Your code has two methods configured - the callbackParamName tells esri.request to use JSONP, and you've also got a proxy set just in case. The callbackParamName tells it to only use JSONP though, so the proxy is ignored.
Now the real problem, as I noted in a comment above, is that v2 of the CityBikes API doesn't actually seem to support JSONP, so your callback parameter is ignored and the server gives you back straight JSON. esri.request is expecting JSONP, and voila - unexpected token :. Requesting
http://api.citybik.es/v2/networks/dublinbikes?callback=stackoverflow
returns:
{
network: {
company: "JCDecaux",
href: "/v2/networks/dublinbikes",
....
See?

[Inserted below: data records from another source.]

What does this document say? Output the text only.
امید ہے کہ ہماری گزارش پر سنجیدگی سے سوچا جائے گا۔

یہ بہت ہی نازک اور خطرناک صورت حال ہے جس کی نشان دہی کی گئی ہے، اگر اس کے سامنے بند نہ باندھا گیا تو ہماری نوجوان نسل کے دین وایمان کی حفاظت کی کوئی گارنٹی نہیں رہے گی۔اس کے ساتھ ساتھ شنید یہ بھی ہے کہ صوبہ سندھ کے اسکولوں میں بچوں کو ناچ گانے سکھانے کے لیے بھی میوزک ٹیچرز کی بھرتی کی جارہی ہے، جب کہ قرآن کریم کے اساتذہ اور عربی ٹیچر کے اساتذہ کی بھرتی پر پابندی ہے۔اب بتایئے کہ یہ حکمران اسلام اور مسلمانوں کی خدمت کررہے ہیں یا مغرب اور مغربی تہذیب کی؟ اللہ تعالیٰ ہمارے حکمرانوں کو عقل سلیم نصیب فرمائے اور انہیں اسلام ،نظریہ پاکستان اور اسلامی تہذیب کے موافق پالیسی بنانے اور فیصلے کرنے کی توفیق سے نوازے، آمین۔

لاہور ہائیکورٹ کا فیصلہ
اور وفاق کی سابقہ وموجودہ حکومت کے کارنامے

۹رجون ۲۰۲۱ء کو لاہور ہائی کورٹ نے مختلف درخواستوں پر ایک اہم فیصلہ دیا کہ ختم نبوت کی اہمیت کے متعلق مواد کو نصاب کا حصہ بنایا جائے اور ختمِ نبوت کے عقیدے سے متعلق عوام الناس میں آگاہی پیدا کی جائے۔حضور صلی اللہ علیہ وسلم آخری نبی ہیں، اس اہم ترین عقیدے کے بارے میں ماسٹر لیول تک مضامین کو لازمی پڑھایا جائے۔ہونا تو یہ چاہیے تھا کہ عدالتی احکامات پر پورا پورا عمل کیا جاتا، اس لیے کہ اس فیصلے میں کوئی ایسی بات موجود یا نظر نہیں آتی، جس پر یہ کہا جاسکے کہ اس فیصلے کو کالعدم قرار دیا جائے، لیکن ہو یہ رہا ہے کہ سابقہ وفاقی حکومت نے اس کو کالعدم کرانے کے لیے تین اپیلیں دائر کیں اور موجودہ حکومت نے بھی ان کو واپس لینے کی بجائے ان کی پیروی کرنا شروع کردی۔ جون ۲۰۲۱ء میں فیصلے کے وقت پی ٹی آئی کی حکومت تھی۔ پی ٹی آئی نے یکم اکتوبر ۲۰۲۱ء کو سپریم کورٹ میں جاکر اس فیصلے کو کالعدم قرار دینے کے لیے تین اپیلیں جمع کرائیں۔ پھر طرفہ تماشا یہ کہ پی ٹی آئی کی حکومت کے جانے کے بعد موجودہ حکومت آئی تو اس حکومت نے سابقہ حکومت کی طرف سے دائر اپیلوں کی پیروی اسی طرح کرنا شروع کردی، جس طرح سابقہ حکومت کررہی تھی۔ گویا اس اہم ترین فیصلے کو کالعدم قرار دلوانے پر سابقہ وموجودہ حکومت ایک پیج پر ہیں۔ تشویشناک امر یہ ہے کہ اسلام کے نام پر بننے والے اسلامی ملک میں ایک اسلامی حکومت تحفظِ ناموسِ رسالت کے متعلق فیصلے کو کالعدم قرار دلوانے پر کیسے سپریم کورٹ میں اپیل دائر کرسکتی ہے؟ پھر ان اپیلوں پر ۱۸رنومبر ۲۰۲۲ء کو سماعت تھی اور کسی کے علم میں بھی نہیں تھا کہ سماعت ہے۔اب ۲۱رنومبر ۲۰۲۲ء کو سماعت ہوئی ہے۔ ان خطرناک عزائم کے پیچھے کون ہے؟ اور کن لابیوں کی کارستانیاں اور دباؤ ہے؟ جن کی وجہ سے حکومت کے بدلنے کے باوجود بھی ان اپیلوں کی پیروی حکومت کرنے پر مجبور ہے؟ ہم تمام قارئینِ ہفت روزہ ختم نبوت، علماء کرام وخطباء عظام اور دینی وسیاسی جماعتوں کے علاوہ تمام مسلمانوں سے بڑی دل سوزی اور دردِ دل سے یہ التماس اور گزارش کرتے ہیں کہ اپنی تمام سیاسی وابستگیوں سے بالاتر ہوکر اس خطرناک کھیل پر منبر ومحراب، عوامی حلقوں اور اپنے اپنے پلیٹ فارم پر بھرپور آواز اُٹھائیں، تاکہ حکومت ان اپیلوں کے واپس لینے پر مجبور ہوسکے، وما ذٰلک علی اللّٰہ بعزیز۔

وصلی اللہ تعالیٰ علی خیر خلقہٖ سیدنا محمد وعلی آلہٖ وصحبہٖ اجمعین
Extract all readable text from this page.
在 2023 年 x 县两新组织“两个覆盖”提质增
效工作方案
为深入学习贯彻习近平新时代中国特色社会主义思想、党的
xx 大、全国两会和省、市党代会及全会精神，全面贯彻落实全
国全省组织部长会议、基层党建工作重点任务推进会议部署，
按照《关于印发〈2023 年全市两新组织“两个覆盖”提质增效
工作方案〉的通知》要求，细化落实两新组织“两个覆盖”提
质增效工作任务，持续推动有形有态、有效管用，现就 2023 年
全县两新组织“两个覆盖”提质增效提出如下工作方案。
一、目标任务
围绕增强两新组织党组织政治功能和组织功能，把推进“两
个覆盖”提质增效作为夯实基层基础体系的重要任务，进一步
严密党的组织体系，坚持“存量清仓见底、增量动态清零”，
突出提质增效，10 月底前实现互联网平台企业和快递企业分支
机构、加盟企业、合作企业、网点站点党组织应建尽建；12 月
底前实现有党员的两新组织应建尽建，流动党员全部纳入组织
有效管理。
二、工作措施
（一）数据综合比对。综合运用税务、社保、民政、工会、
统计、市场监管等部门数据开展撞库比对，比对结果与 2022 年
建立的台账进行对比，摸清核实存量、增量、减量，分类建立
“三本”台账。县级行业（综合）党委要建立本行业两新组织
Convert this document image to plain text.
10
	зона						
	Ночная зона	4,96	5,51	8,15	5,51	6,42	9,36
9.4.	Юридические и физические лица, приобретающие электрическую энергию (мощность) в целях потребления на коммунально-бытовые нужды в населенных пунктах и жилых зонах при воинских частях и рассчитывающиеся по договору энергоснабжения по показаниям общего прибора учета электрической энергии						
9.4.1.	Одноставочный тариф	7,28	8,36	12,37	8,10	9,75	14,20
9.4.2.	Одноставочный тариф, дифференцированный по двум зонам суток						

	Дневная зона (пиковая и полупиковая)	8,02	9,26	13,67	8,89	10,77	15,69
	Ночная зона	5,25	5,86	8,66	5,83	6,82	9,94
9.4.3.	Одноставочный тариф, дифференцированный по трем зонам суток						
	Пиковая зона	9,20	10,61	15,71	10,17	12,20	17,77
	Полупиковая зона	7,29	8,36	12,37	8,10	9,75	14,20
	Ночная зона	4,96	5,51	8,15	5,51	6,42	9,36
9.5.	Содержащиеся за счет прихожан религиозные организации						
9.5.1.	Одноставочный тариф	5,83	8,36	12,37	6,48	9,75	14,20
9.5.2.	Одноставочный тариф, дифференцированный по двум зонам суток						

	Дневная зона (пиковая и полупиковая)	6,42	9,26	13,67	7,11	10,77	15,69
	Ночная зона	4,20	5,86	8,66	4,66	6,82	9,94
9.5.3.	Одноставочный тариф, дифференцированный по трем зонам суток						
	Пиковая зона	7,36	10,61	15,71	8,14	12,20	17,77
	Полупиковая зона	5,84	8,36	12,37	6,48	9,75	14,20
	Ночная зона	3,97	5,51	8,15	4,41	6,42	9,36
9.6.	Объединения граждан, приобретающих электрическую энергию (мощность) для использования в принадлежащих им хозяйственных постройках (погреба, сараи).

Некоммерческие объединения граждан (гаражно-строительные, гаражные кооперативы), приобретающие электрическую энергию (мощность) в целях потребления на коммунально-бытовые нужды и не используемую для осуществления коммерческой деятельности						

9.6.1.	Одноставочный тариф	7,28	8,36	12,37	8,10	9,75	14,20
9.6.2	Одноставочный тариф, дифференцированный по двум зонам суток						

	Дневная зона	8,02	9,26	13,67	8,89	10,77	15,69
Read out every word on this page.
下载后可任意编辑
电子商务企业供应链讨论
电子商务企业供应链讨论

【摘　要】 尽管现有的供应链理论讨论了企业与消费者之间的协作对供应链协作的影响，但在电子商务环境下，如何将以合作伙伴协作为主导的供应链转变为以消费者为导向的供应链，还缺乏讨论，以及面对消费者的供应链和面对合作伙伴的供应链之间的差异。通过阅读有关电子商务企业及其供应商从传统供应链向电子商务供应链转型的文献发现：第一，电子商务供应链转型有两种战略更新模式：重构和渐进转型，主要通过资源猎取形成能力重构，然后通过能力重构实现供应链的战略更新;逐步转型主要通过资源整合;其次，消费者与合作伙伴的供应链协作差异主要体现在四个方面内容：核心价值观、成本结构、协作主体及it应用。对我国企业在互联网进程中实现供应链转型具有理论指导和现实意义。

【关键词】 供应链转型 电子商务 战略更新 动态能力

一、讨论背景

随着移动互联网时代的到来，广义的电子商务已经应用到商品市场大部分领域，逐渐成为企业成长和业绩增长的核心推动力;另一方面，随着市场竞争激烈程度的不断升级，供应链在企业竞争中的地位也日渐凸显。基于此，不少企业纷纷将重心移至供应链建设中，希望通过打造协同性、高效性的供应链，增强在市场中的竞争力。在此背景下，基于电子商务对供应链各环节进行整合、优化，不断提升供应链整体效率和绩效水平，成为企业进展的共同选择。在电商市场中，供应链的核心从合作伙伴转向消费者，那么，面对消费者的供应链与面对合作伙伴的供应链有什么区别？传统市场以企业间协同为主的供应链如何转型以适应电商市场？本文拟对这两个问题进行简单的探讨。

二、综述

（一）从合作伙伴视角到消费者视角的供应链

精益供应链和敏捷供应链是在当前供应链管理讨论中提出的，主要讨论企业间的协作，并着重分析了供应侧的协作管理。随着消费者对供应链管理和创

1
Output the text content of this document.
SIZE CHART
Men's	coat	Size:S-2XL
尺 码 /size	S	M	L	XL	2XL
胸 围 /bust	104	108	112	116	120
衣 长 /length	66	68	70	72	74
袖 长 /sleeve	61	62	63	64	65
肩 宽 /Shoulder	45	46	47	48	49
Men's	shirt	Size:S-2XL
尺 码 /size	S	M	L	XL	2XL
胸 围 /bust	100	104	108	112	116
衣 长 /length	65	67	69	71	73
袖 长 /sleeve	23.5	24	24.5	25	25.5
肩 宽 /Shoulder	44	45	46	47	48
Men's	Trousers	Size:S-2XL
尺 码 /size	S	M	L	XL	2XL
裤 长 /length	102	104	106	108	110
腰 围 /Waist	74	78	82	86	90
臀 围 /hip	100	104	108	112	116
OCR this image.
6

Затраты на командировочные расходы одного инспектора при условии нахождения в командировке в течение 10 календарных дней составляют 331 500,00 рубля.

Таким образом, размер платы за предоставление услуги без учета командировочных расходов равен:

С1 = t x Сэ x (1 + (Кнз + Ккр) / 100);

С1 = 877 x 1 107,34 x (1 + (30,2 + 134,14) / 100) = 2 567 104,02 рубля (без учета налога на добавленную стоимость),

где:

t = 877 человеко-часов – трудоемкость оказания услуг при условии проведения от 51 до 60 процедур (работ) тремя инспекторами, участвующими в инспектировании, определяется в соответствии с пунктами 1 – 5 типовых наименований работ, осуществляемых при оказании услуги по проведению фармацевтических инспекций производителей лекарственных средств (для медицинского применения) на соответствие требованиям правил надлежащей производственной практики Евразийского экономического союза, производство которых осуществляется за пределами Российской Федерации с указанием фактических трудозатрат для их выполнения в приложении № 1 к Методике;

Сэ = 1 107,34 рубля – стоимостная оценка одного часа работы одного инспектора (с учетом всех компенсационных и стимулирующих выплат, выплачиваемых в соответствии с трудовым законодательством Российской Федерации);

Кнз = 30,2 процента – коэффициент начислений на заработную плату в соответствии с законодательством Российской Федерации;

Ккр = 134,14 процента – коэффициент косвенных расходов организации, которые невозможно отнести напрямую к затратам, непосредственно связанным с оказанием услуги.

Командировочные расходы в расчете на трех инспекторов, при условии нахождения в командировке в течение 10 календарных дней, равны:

No mention of our stackoverflow variable. If you look at v1 of the API instead, that DOES support JSONP. Requesting
http://api.citybik.es/dublinbikes.json?callback=stackoverflow
returns:
stackoverflow(
[
{
bikes: 1,
name: "Fenian Street",
idx: 0,
....
...and there is our stackoverflow variable. OR you can remove the callbackParamName from your esriRequest, and see if your proxy will process the JSON from the v2 address.